朝晴れエッセー

表札・3月7日

遠い記憶の祖父母の家は恐ろしく古くて、ボロ家なのにやたら門構えは立派だった。表札は、その門の上部に、名字だけでなく家族の名前が1人1枚ずつ右から左にずらりと並んでいた。

夏休みの一時だけしか訪れない家の門に私の名前が掲げてあるのは、うれしい半面、〝家族〟という重みのようなものを子供心に感じることもあった。
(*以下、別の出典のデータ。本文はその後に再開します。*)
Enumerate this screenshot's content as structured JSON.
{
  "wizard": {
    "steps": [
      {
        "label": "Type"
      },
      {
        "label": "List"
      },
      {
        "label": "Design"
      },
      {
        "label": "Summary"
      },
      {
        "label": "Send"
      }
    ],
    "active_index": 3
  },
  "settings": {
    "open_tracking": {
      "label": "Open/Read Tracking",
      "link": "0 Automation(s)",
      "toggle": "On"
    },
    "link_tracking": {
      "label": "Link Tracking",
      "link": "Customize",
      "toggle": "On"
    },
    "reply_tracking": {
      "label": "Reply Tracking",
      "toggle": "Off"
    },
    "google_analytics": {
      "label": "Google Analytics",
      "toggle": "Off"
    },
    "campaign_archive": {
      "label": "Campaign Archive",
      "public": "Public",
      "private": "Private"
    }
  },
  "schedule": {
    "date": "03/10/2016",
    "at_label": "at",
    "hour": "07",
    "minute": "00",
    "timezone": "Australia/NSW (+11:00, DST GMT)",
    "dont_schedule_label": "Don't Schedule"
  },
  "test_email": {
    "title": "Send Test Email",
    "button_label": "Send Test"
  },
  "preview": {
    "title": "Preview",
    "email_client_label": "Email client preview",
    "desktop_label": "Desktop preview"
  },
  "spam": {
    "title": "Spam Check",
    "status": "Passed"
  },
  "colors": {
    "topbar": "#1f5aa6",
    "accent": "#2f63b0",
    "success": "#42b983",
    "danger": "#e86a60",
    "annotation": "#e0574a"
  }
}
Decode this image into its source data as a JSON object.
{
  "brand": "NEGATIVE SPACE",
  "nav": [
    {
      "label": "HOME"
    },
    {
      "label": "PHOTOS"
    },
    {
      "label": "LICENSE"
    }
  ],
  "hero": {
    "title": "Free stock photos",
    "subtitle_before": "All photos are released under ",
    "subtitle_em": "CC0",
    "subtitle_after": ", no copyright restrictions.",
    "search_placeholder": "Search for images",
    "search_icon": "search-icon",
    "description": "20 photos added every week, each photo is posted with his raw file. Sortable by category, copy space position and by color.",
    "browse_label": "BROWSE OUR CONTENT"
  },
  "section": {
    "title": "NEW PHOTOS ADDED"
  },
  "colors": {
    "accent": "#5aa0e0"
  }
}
名前は、祖父が2文字、祖母は3文字、父が1文字で、母と私と弟は2文字である。その横に「久米太郎」という漢字4文字が並んでいることが気にかかっていた。

家族の誰よりも長い名前で堂々と、まるで映画のエンドロールの最後を飾るベテラン俳優のようである。あれ?本当はもう1人、秘密の家族がいたりして。と、ドラマの主人公になった気分で妄想した。

ある夏の日、ついに「久米太郎ってだぁれ?」と祖父に聞いた。

当時飼われていた雑種犬「くー」の本名だった。

従順で気の弱い「くー」は、誰が来ても吠(ほ)えることなく番犬としては役に立っていなかったようだ。

遠くの花火の音におびえ、居間に飛び上がり隅で震えていたし、私が与えた仏前のお下がりのカステラを断ることなく食べ続け、揚げ句、土間の隅でこっそり吐いていた。

私の中の「くー」の記憶は丸まった背中である。表札のトメに収まるには少々名前負けの、まぎれもない家族の一人だった。